L’operare di tutti questi fattori ha cadaverizzato la scuola. Ma non sono essi le cause vere, anzi le presuppongono. Un ministro devastatore come Luigi Berlinguer non è diventato ministro per una forza a lui connaturata, ma è stato indicato da un partito, scelto da una coalizione vittoriosa, e perciò da un intero sistema politico. Una università che agisce in un certo modo sulla scuola, non lo fa perché un bel giorno così ha deciso un rettore, ma perché è in precedenza costituita da una cultura, da interessi e da legami che la spingono a ciò.
Le cause vere della morte della scuola debbono dunque essere cercate in dinamiche di lungo periodo della società, di cui ministri distruttori come Berlinguer, interventi corruttori come quelli dell’università, luoghi di selezione antimeritocratica come le scuole di specializzazione, sono mezzi di attuazione (in questo senso cause prossime), e il degrado culturale del corpo docente il primo effetto.

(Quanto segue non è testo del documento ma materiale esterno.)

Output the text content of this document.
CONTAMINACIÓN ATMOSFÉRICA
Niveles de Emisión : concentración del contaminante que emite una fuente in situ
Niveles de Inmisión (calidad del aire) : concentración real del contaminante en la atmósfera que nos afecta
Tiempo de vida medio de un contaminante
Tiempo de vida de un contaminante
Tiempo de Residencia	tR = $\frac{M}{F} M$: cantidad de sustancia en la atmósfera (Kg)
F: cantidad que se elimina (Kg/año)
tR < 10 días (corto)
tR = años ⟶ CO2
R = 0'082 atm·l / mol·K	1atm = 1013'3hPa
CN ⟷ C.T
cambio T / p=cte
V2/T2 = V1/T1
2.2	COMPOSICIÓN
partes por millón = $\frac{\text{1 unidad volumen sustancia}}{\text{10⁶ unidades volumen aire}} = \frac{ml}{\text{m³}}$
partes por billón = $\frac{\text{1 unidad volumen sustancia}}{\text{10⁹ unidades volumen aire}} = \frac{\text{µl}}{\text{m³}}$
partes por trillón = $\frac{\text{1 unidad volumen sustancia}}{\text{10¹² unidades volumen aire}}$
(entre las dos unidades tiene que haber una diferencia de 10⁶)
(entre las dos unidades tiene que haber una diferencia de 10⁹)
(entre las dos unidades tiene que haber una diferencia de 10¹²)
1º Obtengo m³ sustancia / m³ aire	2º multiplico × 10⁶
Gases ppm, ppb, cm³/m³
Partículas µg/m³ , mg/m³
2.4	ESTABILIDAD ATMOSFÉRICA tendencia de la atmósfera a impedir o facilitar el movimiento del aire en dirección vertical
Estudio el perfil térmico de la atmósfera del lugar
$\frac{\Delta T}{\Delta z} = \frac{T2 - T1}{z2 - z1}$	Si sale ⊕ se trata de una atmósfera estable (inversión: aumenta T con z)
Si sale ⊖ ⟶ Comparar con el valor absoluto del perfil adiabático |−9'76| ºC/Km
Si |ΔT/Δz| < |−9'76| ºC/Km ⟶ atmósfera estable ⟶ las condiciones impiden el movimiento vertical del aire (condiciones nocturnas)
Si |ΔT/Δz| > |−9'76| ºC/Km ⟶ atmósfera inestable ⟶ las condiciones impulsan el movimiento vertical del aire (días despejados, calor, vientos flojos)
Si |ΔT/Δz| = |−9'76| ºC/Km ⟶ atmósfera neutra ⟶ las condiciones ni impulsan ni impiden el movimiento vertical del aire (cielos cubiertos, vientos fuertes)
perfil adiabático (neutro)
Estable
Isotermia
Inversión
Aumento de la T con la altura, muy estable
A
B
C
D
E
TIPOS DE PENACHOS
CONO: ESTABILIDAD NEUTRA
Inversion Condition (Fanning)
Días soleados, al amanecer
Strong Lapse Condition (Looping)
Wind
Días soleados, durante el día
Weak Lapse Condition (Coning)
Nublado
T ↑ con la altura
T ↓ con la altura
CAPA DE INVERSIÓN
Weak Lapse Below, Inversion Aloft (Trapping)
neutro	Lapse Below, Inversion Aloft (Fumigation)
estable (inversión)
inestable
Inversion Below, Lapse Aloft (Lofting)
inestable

Una dinamica di lungo periodo che è sfociata inevitabilmente nella morte della scuola, e che ne è stata quindi una vera causa, è stata il mutamento storico avvenuto tra gli anni Settanta e gli anni Ottanta nel rapporto tra sviluppo economico, mobilità sociale e funzione della scuola, dopo il quale, nella nuova costellazione di questi elementi, la scuola ha cessato completamente di essere un luogo di promozione sociale. Da allora, un diploma di scuola secondaria superiore non garantisce minimamente l’accesso al ruolo lavorativo che gli corrisponde, e una maturità liceale funge da punto di partenza di un itinerario verso una laurea che come tale non è di alcun vantaggio per l’inserimento lavorativo.
Ora, se c’è qualcosa di univocamente comprovato da studi sociologici e fatti storici, è la correlazione esistente tra scuola come luogo di promozione sociale, da un lato, motivazione degli studenti all’impegno scolastico, e delle famiglie ad esigerlo da loro dall’altro, e, viceversa, tra mancanza di opportunità di promozione sociale nella scuola e demotivazione all’impegno scolastico.
Generazioni di padri e madri hanno inculcato con la massima forza nella testa dei loro figli che dovessero assolutamente ottenere buoni risultati scolastici per «farsi una posizione», come si diceva; le scuole erano severe nella loro richiesta di disciplina e di studio perché dovevano selezionare l’accesso a determinati ruoli sociali; alla loro severità ci si adattava, perché conteneva una speranza di miglioramento delle condizioni di vita rispetto a quelle dei genitori. Certo, questa speranza era in gran parte illusoria. Le condizioni sociali e culturali delle famiglie da cui gli studenti provenivano esercitavano infatti un peso, notevole ancorché invisibile, nel determinare, antecedentemente all’intervento della scuola, le capacità di apprendimento e di elaborazione linguistica su cui operava poi la scuola con il suo insegnamento e la sua selezione per merito. Questa speranza, tuttavia, era socialmente radicata e trovava continuamente riscontri di fatto che, anche sebbene poco numerosi, contribuivano a corroborarla (con casi celebri di grandi promozioni attraverso la scuola, da Pascoli a Gramsci), corroborando la scuola. Diventata la scuola un luogo di parcheggio di alcune fasce di età, invece che di promozione sociale, è consequenziale che tutto dentro di essa vada verso la putrefazione, dalle motivazioni degli studenti a quelle degli insegnanti, dai contenuti culturali alla disciplina comportamentale. Data questa tendenza storica, succede necessariamente che spuntino come funghi i suoi inconsapevoli attuatori, i Berlinguer.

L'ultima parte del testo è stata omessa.